4. Make a backup of the ca.pem file, this is the correct location where the UCF certificate will be:
   

   
   cp /var/lib/puppet/ssl/certs/ca.pem /var/lib/puppet/ssl/certs/ca.pem.$(date +"%Y%m%d_%H%M")

   
   
5. After that, proceed to append the certificate to the ca.pem (not truststore.pem) using: 
   

   
   cat /root/rootcastore.crt.pem >> /var/lib/puppet/ssl/certs/ca.pem

   
   
6. Remove all blank lines from the file (optional but recommended)

sed -ri '/^\s*$/d' /var/lib/puppet/ssl/certs/ca.pem 

7. Run puppet agent -t to have the certificate populate to the truststore.pem.
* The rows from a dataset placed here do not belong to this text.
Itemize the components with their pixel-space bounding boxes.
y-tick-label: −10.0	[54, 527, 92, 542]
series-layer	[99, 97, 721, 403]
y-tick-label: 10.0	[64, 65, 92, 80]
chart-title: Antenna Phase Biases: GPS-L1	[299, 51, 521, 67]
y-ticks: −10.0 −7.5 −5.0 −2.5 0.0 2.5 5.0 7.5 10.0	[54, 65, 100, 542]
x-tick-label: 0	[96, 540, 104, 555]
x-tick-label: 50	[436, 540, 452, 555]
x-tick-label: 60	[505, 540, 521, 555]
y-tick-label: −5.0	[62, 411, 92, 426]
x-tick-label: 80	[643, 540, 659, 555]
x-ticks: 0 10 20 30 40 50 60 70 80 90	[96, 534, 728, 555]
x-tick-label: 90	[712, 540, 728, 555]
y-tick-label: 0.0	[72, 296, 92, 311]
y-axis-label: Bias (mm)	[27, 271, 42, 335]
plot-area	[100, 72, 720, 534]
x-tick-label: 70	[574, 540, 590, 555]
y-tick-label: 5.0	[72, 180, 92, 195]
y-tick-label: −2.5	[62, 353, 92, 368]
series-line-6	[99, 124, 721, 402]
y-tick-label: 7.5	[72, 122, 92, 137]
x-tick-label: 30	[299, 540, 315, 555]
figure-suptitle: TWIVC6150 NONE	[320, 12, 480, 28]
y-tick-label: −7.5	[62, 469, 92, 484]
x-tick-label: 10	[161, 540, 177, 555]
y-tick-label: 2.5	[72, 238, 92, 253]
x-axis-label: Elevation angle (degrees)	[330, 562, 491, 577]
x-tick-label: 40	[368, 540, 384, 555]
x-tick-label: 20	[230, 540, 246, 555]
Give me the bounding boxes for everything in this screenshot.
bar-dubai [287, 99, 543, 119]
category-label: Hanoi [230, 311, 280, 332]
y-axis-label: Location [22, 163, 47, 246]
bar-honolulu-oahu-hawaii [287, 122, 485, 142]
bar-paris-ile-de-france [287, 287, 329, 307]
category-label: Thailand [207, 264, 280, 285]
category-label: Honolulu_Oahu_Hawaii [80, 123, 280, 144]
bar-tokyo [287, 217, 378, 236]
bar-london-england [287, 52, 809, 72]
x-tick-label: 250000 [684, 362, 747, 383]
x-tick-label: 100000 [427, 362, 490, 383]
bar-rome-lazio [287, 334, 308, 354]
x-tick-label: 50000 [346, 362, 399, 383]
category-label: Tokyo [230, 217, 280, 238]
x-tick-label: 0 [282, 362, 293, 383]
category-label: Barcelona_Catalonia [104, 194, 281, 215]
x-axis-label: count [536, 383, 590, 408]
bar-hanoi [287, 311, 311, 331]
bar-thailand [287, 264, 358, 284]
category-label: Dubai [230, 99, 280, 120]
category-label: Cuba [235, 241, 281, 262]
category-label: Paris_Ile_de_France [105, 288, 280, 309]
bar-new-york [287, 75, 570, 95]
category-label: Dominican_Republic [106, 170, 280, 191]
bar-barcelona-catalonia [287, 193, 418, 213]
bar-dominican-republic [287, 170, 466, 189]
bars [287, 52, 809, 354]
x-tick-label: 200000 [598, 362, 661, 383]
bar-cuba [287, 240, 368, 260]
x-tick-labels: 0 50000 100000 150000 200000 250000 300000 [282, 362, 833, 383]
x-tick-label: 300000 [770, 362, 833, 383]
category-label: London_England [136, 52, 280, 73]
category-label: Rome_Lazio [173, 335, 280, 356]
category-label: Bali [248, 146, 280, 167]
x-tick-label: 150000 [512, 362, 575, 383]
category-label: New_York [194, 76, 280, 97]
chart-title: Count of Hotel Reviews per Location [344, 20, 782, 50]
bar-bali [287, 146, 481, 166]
In NetWitness 10.6.x can check truststore.pem using the command:

cat /etc/rabbitmq/ssl/truststore.pem

• Make sure you edit /var/lib/puppet/ssl/certs/ca.pem and NOT /etc/rabbitmq/ssl/truststore.pem directly.
• Do NOT update the puppet recipe /etc/puppet/modules/rabbitmq/files/truststore.pem as SA server may overwrite the content in its operations removing the UCF certificate, causing broken connection between UCF and SA server. Actions such as NetWitness software upgrades may overwrite this file.